Despite the Affordable Care Act and healthcare reform impacting patient care in coming months, consumers are not seeking information about ACA online. Survey data show 33 percent of consumers have spent less than an hour researching ACA information in the past year, with 32 percent of respondents stating they have never researched healthcare reform.

“Though it may seem counterintuitive, the current lack of Affordable Care Act research is logical given human behavior; just look at how many people file their taxes a week before the deadline,” said Tom Bernthal, CEO of Kelton. “These information-seeking patterns could suggest an increased pressure for healthcare companies to get it right during this critical countdown to the launch of the health insurance marketplace. The test of success for these companies will be the ability to simplify complex information for the millions of insurance-naïve, confused and anxious consumers entering the changing system.”

Among the key findings:
• When it comes to health searches online, the vast majority of Americans are still most likely to use a personal computer (83 percent) versus a tablet or smartphone (11 percent and 6 percent, respectively). Data show tablets are gaining traction, with a 7 percent increase from 2012, while smartphone usage stayed stagnant.

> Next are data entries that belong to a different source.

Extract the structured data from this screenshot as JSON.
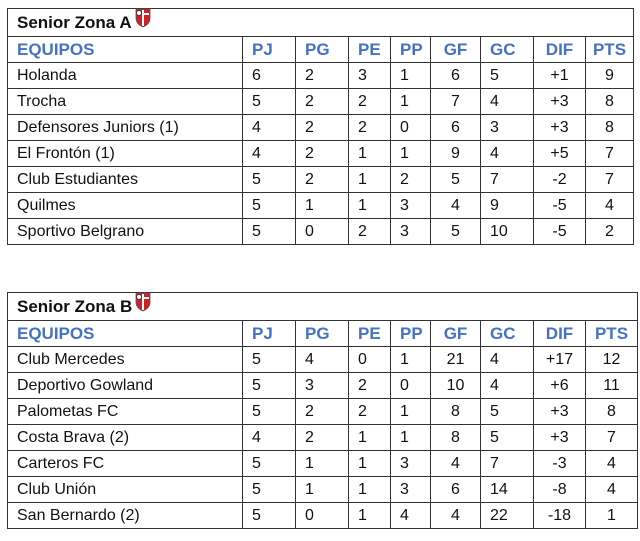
{
  "headers": [
    "EQUIPOS",
    "PJ",
    "PG",
    "PE",
    "PP",
    "GF",
    "GC",
    "DIF",
    "PTS"
  ],
  "colors": {
    "header": "#4472C4",
    "logo_red": "#d0202a"
  },
  "tables": [
    {
      "title": "Senior Zona A",
      "rows": [
        [
          "Holanda",
          "6",
          "2",
          "3",
          "1",
          "6",
          "5",
          "+1",
          "9"
        ],
        [
          "Trocha",
          "5",
          "2",
          "2",
          "1",
          "7",
          "4",
          "+3",
          "8"
        ],
        [
          "Defensores Juniors (1)",
          "4",
          "2",
          "2",
          "0",
          "6",
          "3",
          "+3",
          "8"
        ],
        [
          "El Frontón (1)",
          "4",
          "2",
          "1",
          "1",
          "9",
          "4",
          "+5",
          "7"
        ],
        [
          "Club Estudiantes",
          "5",
          "2",
          "1",
          "2",
          "5",
          "7",
          "-2",
          "7"
        ],
        [
          "Quilmes",
          "5",
          "1",
          "1",
          "3",
          "4",
          "9",
          "-5",
          "4"
        ],
        [
          "Sportivo Belgrano",
          "5",
          "0",
          "2",
          "3",
          "5",
          "10",
          "-5",
          "2"
        ]
      ]
    },
    {
      "title": "Senior Zona B",
      "rows": [
        [
          "Club Mercedes",
          "5",
          "4",
          "0",
          "1",
          "21",
          "4",
          "+17",
          "12"
        ],
        [
          "Deportivo Gowland",
          "5",
          "3",
          "2",
          "0",
          "10",
          "4",
          "+6",
          "11"
        ],
        [
          "Palometas FC",
          "5",
          "2",
          "2",
          "1",
          "8",
          "5",
          "+3",
          "8"
        ],
        [
          "Costa Brava (2)",
          "4",
          "2",
          "1",
          "1",
          "8",
          "5",
          "+3",
          "7"
        ],
        [
          "Carteros FC",
          "5",
          "1",
          "1",
          "3",
          "4",
          "7",
          "-3",
          "4"
        ],
        [
          "Club Unión",
          "5",
          "1",
          "1",
          "3",
          "6",
          "14",
          "-8",
          "4"
        ],
        [
          "San Bernardo (2)",
          "5",
          "0",
          "1",
          "4",
          "4",
          "22",
          "-18",
          "1"
        ]
      ]
    }
  ]
}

• WebMD remains the most accessed online resource for health information (53 percent), followed by Wikipedia (22 percent), health magazine websites (19 percent) and advocacy group websites (16 percent).
• Social media channels continued to rank relatively low, with YouTube being used by 12 percent of people searching for healthcare information online and Facebook and blogs both visited by 10 percent of Americans.
• The majority of Americans would visit pharma-sponsored websites after receiving a diagnosis (51 percent). In contrast, 23 percent would access this resource before filling a prescription and 16 percent after first experiencing symptoms. Year-over-year survey results showed a 10 percent decrease in the likelihood that Americans would visit a pharma-sponsored website after experiencing symptoms (from 26 percent in 2012 to 16 percent in 2013).